Luke Mangan's Herb roasted leg of lamb
1 x leg of lamb, about 2.5-3kg (bone in)
2 lightly crushed clove garlic
¼ teaspoon cracked black pepper
1 tablespoon olive oil table spoon
chopped rosemary (about 1 tablespoon)
chopped fresh thyme (about ½ tablespoon)
1 teaspoon sea salt
½ teaspoon finely grated lemon rind
Miripoix of vegetables:
1 leek chopped
1 carrot roughly chopped
1 stick celery roughly chopped
3 chopped mushrooms
4 whole garlic cloves
1 cup water
1 table spoon tomato paste
2 teaspoons plain flour
1 cup red wine
3 cups chicken or vegetable stock
few drops of Worcestershire sauce, salt & pepper if needed
Mango, mint and chilli salsa:
1 whole mango (ripe)
1 small red onion chopped
1/3 cup chopped fresh mint
1 or 2 small red chilies depending on taste
2 teaspoon white wine vinegar
2 teaspoon sugar (to taste)
Sea salt and pepper to taste
Oven temperatures are for conventional; if using fan-forced (convection), reduce the temperature by 20˚C. | We use Australian tablespoons and cups: 1 teaspoon equals 5 ml; 1 tablespoon equals 20 ml; 1 cup equals 250 ml. | All herbs are fresh (unless specified) and cups are lightly packed. | All vegetables are medium size and peeled, unless specified. | All eggs are 55-60 g, unless specified.
Place the lightly crushed garlic, black pepper, lemon rind and thyme, rosemary, salt into a mortar and pestle and pound to make a paste, adding a little olive oil at a time, until smooth and fine.

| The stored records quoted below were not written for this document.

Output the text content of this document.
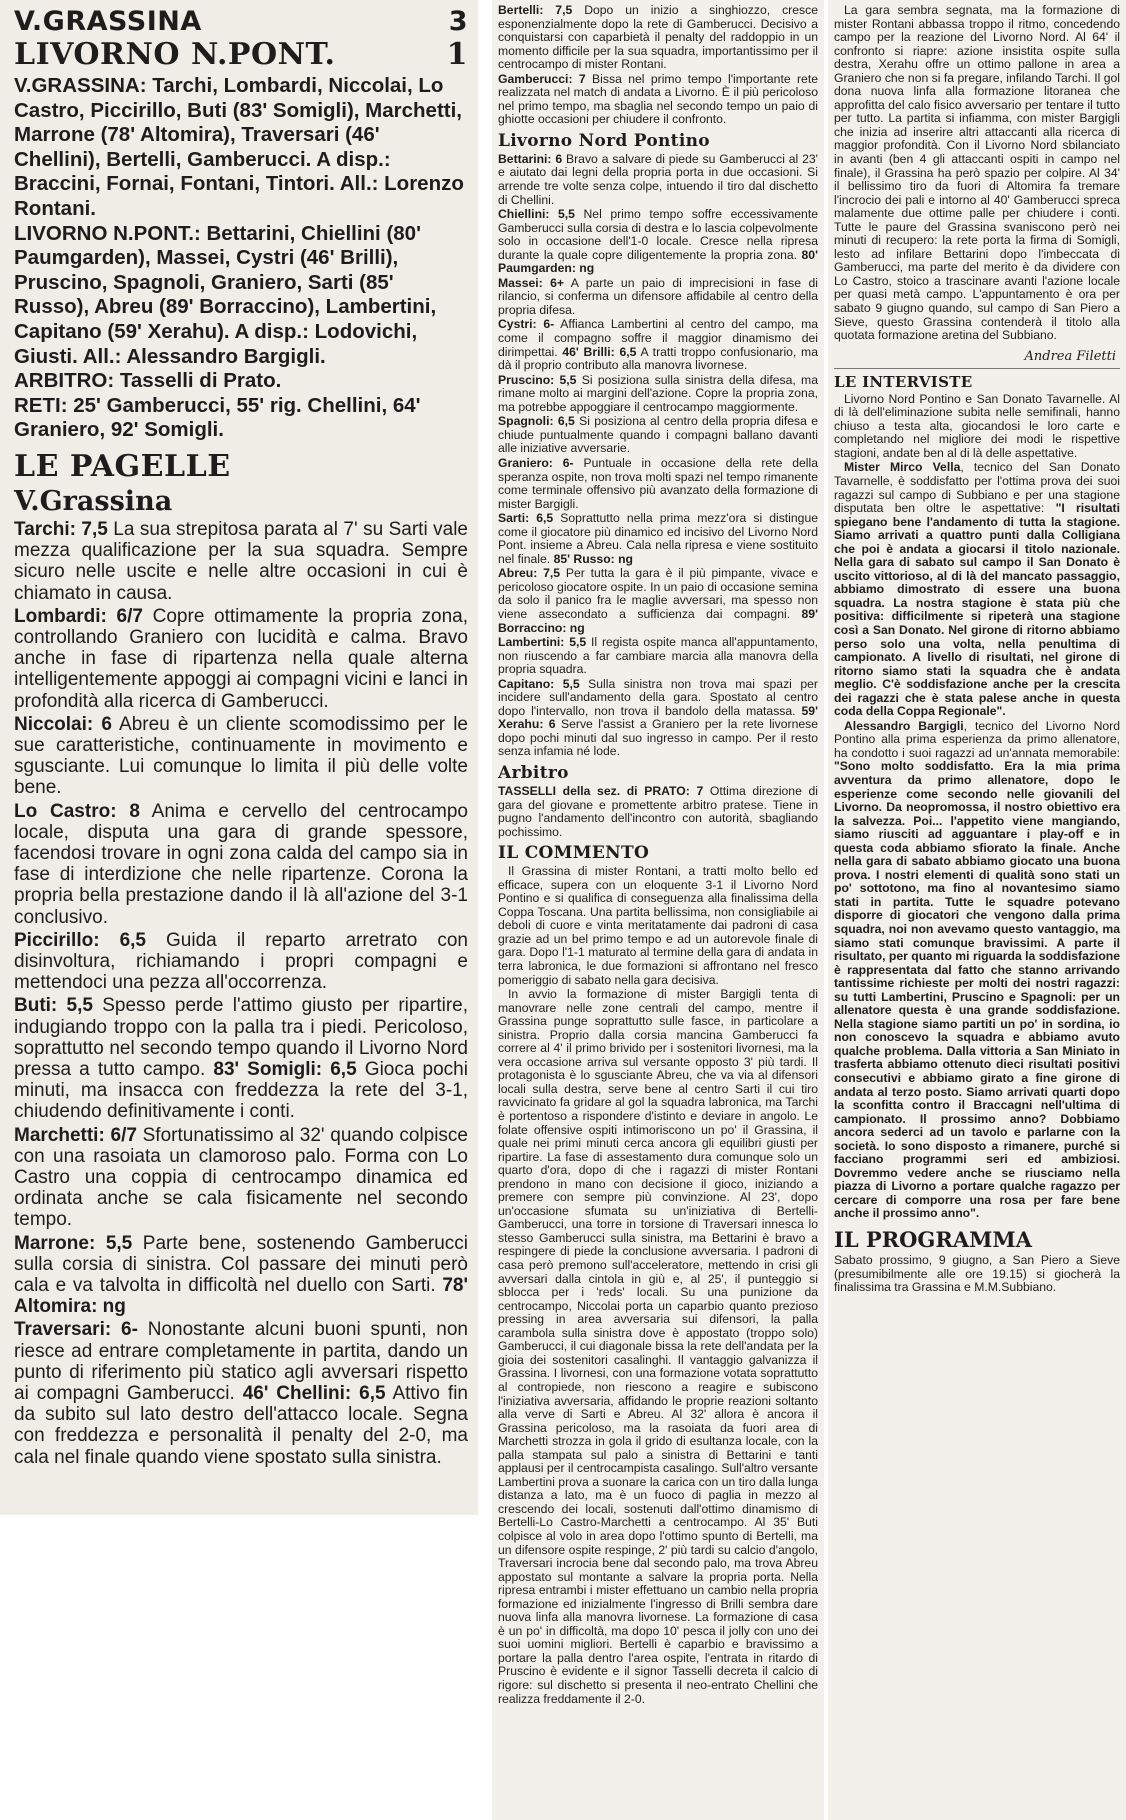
V.GRASSINA	3
LIVORNO N.PONT.	1

V.GRASSINA: Tarchi, Lombardi, Niccolai, Lo Castro, Piccirillo, Buti (83' Somigli), Marchetti, Marrone (78' Altomira), Traversari (46' Chellini), Bertelli, Gamberucci. A disp.: Braccini, Fornai, Fontani, Tintori. All.: Lorenzo Rontani.

LIVORNO N.PONT.: Bettarini, Chiellini (80' Paumgarden), Massei, Cystri (46' Brilli), Pruscino, Spagnoli, Graniero, Sarti (85' Russo), Abreu (89' Borraccino), Lambertini, Capitano (59' Xerahu). A disp.: Lodovichi, Giusti. All.: Alessandro Bargigli.

ARBITRO: Tasselli di Prato.

RETI: 25' Gamberucci, 55' rig. Chellini, 64' Graniero, 92' Somigli.

LE PAGELLE
V.Grassina

Tarchi: 7,5 La sua strepitosa parata al 7' su Sarti vale mezza qualificazione per la sua squadra. Sempre sicuro nelle uscite e nelle altre occasioni in cui è chiamato in causa.

Lombardi: 6/7 Copre ottimamente la propria zona, controllando Graniero con lucidità e calma. Bravo anche in fase di ripartenza nella quale alterna intelligentemente appoggi ai compagni vicini e lanci in profondità alla ricerca di Gamberucci.

Niccolai: 6 Abreu è un cliente scomodissimo per le sue caratteristiche, continuamente in movimento e sgusciante. Lui comunque lo limita il più delle volte bene.

Lo Castro: 8 Anima e cervello del centrocampo locale, disputa una gara di grande spessore, facendosi trovare in ogni zona calda del campo sia in fase di interdizione che nelle ripartenze. Corona la propria bella prestazione dando il là all'azione del 3-1 conclusivo.

Piccirillo: 6,5 Guida il reparto arretrato con disinvoltura, richiamando i propri compagni e mettendoci una pezza all'occorrenza.

Buti: 5,5 Spesso perde l'attimo giusto per ripartire, indugiando troppo con la palla tra i piedi. Pericoloso, soprattutto nel secondo tempo quando il Livorno Nord pressa a tutto campo. 83' Somigli: 6,5 Gioca pochi minuti, ma insacca con freddezza la rete del 3-1, chiudendo definitivamente i conti.

Marchetti: 6/7 Sfortunatissimo al 32' quando colpisce con una rasoiata un clamoroso palo. Forma con Lo Castro una coppia di centrocampo dinamica ed ordinata anche se cala fisicamente nel secondo tempo.

Marrone: 5,5 Parte bene, sostenendo Gamberucci sulla corsia di sinistra. Col passare dei minuti però cala e va talvolta in difficoltà nel duello con Sarti. 78' Altomira: ng

Traversari: 6- Nonostante alcuni buoni spunti, non riesce ad entrare completamente in partita, dando un punto di riferimento più statico agli avversari rispetto ai compagni Gamberucci. 46' Chellini: 6,5 Attivo fin da subito sul lato destro dell'attacco locale. Segna con freddezza e personalità il penalty del 2-0, ma cala nel finale quando viene spostato sulla sinistra.

Bertelli: 7,5 Dopo un inizio a singhiozzo, cresce esponenzialmente dopo la rete di Gamberucci. Decisivo a conquistarsi con caparbietà il penalty del raddoppio in un momento difficile per la sua squadra, importantissimo per il centrocampo di mister Rontani.

Gamberucci: 7 Bissa nel primo tempo l'importante rete realizzata nel match di andata a Livorno. È il più pericoloso nel primo tempo, ma sbaglia nel secondo tempo un paio di ghiotte occasioni per chiudere il confronto.

Livorno Nord Pontino

Bettarini: 6 Bravo a salvare di piede su Gamberucci al 23' e aiutato dai legni della propria porta in due occasioni. Si arrende tre volte senza colpe, intuendo il tiro dal dischetto di Chellini.

Chiellini: 5,5 Nel primo tempo soffre eccessivamente Gamberucci sulla corsia di destra e lo lascia colpevolmente solo in occasione dell'1-0 locale. Cresce nella ripresa durante la quale copre diligentemente la propria zona. 80' Paumgarden: ng

Massei: 6+ A parte un paio di imprecisioni in fase di rilancio, si conferma un difensore affidabile al centro della propria difesa.

Cystri: 6- Affianca Lambertini al centro del campo, ma come il compagno soffre il maggior dinamismo dei dirimpettai. 46' Brilli: 6,5 A tratti troppo confusionario, ma dà il proprio contributo alla manovra livornese.

Pruscino: 5,5 Si posiziona sulla sinistra della difesa, ma rimane molto ai margini dell'azione. Copre la propria zona, ma potrebbe appoggiare il centrocampo maggiormente.

Spagnoli: 6,5 Si posiziona al centro della propria difesa e chiude puntualmente quando i compagni ballano davanti alle iniziative avversarie.

Graniero: 6- Puntuale in occasione della rete della speranza ospite, non trova molti spazi nel tempo rimanente come terminale offensivo più avanzato della formazione di mister Bargigli.

Sarti: 6,5 Soprattutto nella prima mezz'ora si distingue come il giocatore più dinamico ed incisivo del Livorno Nord Pont. insieme a Abreu. Cala nella ripresa e viene sostituito nel finale. 85' Russo: ng

Abreu: 7,5 Per tutta la gara è il più pimpante, vivace e pericoloso giocatore ospite. In un paio di occasione semina da solo il panico fra le maglie avversari, ma spesso non viene assecondato a sufficienza dai compagni. 89' Borraccino: ng

Lambertini: 5,5 Il regista ospite manca all'appuntamento, non riuscendo a far cambiare marcia alla manovra della propria squadra.

Capitano: 5,5 Sulla sinistra non trova mai spazi per incidere sull'andamento della gara. Spostato al centro dopo l'intervallo, non trova il bandolo della matassa. 59' Xerahu: 6 Serve l'assist a Graniero per la rete livornese dopo pochi minuti dal suo ingresso in campo. Per il resto senza infamia né lode.

Arbitro

TASSELLI della sez. di PRATO: 7 Ottima direzione di gara del giovane e promettente arbitro pratese. Tiene in pugno l'andamento dell'incontro con autorità, sbagliando pochissimo.

IL COMMENTO

Il Grassina di mister Rontani, a tratti molto bello ed efficace, supera con un eloquente 3-1 il Livorno Nord Pontino e si qualifica di conseguenza alla finalissima della Coppa Toscana. Una partita bellissima, non consigliabile ai deboli di cuore e vinta meritatamente dai padroni di casa grazie ad un bel primo tempo e ad un autorevole finale di gara. Dopo l'1-1 maturato al termine della gara di andata in terra labronica, le due formazioni si affrontano nel fresco pomeriggio di sabato nella gara decisiva.

In avvio la formazione di mister Bargigli tenta di manovrare nelle zone centrali del campo, mentre il Grassina punge soprattutto sulle fasce, in particolare a sinistra. Proprio dalla corsia mancina Gamberucci fa correre al 4' il primo brivido per i sostenitori livornesi, ma la vera occasione arriva sul versante opposto 3' più tardi. Il protagonista è lo sgusciante Abreu, che va via al difensori locali sulla destra, serve bene al centro Sarti il cui tiro ravvicinato fa gridare al gol la squadra labronica, ma Tarchi è portentoso a rispondere d'istinto e deviare in angolo. Le folate offensive ospiti intimoriscono un po' il Grassina, il quale nei primi minuti cerca ancora gli equilibri giusti per ripartire. La fase di assestamento dura comunque solo un quarto d'ora, dopo di che i ragazzi di mister Rontani prendono in mano con decisione il gioco, iniziando a premere con sempre più convinzione. Al 23', dopo un'occasione sfumata su un'iniziativa di Bertelli-Gamberucci, una torre in torsione di Traversari innesca lo stesso Gamberucci sulla sinistra, ma Bettarini è bravo a respingere di piede la conclusione avversaria. I padroni di casa però premono sull'acceleratore, mettendo in crisi gli avversari dalla cintola in giù e, al 25', il punteggio si sblocca per i 'reds' locali. Su una punizione da centrocampo, Niccolai porta un caparbio quanto prezioso pressing in area avversaria sui difensori, la palla carambola sulla sinistra dove è appostato (troppo solo) Gamberucci, il cui diagonale bissa la rete dell'andata per la gioia dei sostenitori casalinghi. Il vantaggio galvanizza il Grassina. I livornesi, con una formazione votata soprattutto al contropiede, non riescono a reagire e subiscono l'iniziativa avversaria, affidando le proprie reazioni soltanto alla verve di Sarti e Abreu. Al 32' allora è ancora il Grassina pericoloso, ma la rasoiata da fuori area di Marchetti strozza in gola il grido di esultanza locale, con la palla stampata sul palo a sinistra di Bettarini e tanti applausi per il centrocampista casalingo. Sull'altro versante Lambertini prova a suonare la carica con un tiro dalla lunga distanza a lato, ma è un fuoco di paglia in mezzo al crescendo dei locali, sostenuti dall'ottimo dinamismo di Bertelli-Lo Castro-Marchetti a centrocampo. Al 35' Buti colpisce al volo in area dopo l'ottimo spunto di Bertelli, ma un difensore ospite respinge, 2' più tardi su calcio d'angolo, Traversari incrocia bene dal secondo palo, ma trova Abreu appostato sul montante a salvare la propria porta. Nella ripresa entrambi i mister effettuano un cambio nella propria formazione ed inizialmente l'ingresso di Brilli sembra dare nuova linfa alla manovra livornese. La formazione di casa è un po' in difficoltà, ma dopo 10' pesca il jolly con uno dei suoi uomini migliori. Bertelli è caparbio e bravissimo a portare la palla dentro l'area ospite, l'entrata in ritardo di Pruscino è evidente e il signor Tasselli decreta il calcio di rigore: sul dischetto si presenta il neo-entrato Chellini che realizza freddamente il 2-0.

La gara sembra segnata, ma la formazione di mister Rontani abbassa troppo il ritmo, concedendo campo per la reazione del Livorno Nord. Al 64' il confronto si riapre: azione insistita ospite sulla destra, Xerahu offre un ottimo pallone in area a Graniero che non si fa pregare, infilando Tarchi. Il gol dona nuova linfa alla formazione litoranea che approfitta del calo fisico avversario per tentare il tutto per tutto. La partita si infiamma, con mister Bargigli che inizia ad inserire altri attaccanti alla ricerca di maggior profondità. Con il Livorno Nord sbilanciato in avanti (ben 4 gli attaccanti ospiti in campo nel finale), il Grassina ha però spazio per colpire. Al 34' il bellissimo tiro da fuori di Altomira fa tremare l'incrocio dei pali e intorno al 40' Gamberucci spreca malamente due ottime palle per chiudere i conti. Tutte le paure del Grassina svaniscono però nei minuti di recupero: la rete porta la firma di Somigli, lesto ad infilare Bettarini dopo l'imbeccata di Gamberucci, ma parte del merito è da dividere con Lo Castro, stoico a trascinare avanti l'azione locale per quasi metà campo. L'appuntamento è ora per sabato 9 giugno quando, sul campo di San Piero a Sieve, questo Grassina contenderà il titolo alla quotata formazione aretina del Subbiano.

Andrea Filetti
LE INTERVISTE

Livorno Nord Pontino e San Donato Tavarnelle. Al di là dell'eliminazione subita nelle semifinali, hanno chiuso a testa alta, giocandosi le loro carte e completando nel migliore dei modi le rispettive stagioni, andate ben al di là delle aspettative.

Mister Mirco Vella, tecnico del San Donato Tavarnelle, è soddisfatto per l'ottima prova dei suoi ragazzi sul campo di Subbiano e per una stagione disputata ben oltre le aspettative: "I risultati spiegano bene l'andamento di tutta la stagione. Siamo arrivati a quattro punti dalla Colligiana che poi è andata a giocarsi il titolo nazionale. Nella gara di sabato sul campo il San Donato è uscito vittorioso, al di là del mancato passaggio, abbiamo dimostrato di essere una buona squadra. La nostra stagione è stata più che positiva: difficilmente si ripeterà una stagione così a San Donato. Nel girone di ritorno abbiamo perso solo una volta, nella penultima di campionato. A livello di risultati, nel girone di ritorno siamo stati la squadra che è andata meglio. C'è soddisfazione anche per la crescita dei ragazzi che è stata palese anche in questa coda della Coppa Regionale".

Alessandro Bargigli, tecnico del Livorno Nord Pontino alla prima esperienza da primo allenatore, ha condotto i suoi ragazzi ad un'annata memorabile: "Sono molto soddisfatto. Era la mia prima avventura da primo allenatore, dopo le esperienze come secondo nelle giovanili del Livorno. Da neopromossa, il nostro obiettivo era la salvezza. Poi... l'appetito viene mangiando, siamo riusciti ad agguantare i play-off e in questa coda abbiamo sfiorato la finale. Anche nella gara di sabato abbiamo giocato una buona prova. I nostri elementi di qualità sono stati un po' sottotono, ma fino al novantesimo siamo stati in partita. Tutte le squadre potevano disporre di giocatori che vengono dalla prima squadra, noi non avevamo questo vantaggio, ma siamo stati comunque bravissimi. A parte il risultato, per quanto mi riguarda la soddisfazione è rappresentata dal fatto che stanno arrivando tantissime richieste per molti dei nostri ragazzi: su tutti Lambertini, Pruscino e Spagnoli: per un allenatore questa è una grande soddisfazione. Nella stagione siamo partiti un po' in sordina, io non conoscevo la squadra e abbiamo avuto qualche problema. Dalla vittoria a San Miniato in trasferta abbiamo ottenuto dieci risultati positivi consecutivi e abbiamo girato a fine girone di andata al terzo posto. Siamo arrivati quarti dopo la sconfitta contro il Braccagni nell'ultima di campionato. Il prossimo anno? Dobbiamo ancora sederci ad un tavolo e parlarne con la società. Io sono disposto a rimanere, purché si facciano programmi seri ed ambiziosi. Dovremmo vedere anche se riusciamo nella piazza di Livorno a portare qualche ragazzo per cercare di comporre una rosa per fare bene anche il prossimo anno".

IL PROGRAMMA

Sabato prossimo, 9 giugno, a San Piero a Sieve (presumibilmente alle ore 19.15) si giocherà la finalissima tra Grassina e M.M.Subbiano.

Rub this paste all over the leg of lamb.
Meanwhile place the miripoix of vegetables and water in a roasting pan. Then sit the whole leg of lamb with the rubbed seasoning in the pan. Sprinkle with olive oil, place in moderate oven (190 deg C) for about 2 – 2 ½ hours, depending on whether you like the lamb pink or well done. Checking every now and again, ensure there is always a little water in the roasting pan (this will ensure the vegetables don't burn and give a bitter taste, it will also make the roasting pan easy to clean).
Taking the roasting tray out of oven, lift the whole leg out of the pan leaving the leek, onions, carrots, etc. in the roasting pan, and place the leg of lamb on another tray to rest and keep warm while you make the sauce. Place the roasting tray with miripoix on the stove and stir and cook until all liquid has evaporated. Roast the miripoix until a little browned, add the tomato paste while continuing to stir and cook a few minutes. Quickly stir in the flour, cook another minute over heat, add red wine, simmer a couple of minutes then add the stock. Bring to boil and gently simmer for about 20 minutes to reduce by half, strain the sauce through a strainer, then pour into a sauce boat.
Carve the lamb and put the slices over the roasted vegetables (see below), pour over sauce and serve with the mango, mint and chilli salsa (see below).
It really doesn’t matter what veggies you use, I like to use root vegetables when in season, best just to look in the market for what's there.
Usually I just clean the vegetable like parsnips, pumpkin, turnip, beetroot (but I usually roast this separately due to colour runs), cut into chunky pieces, put into roasting tray, drizzle with olive oil and a little water and roast until tender. I would also roast potatoes separately usually before I roast the lamb, then heat up when ready to eat.
With a fork crush all the peeled mango flesh until its like a pulp, add all the other ingredients, check seasoning.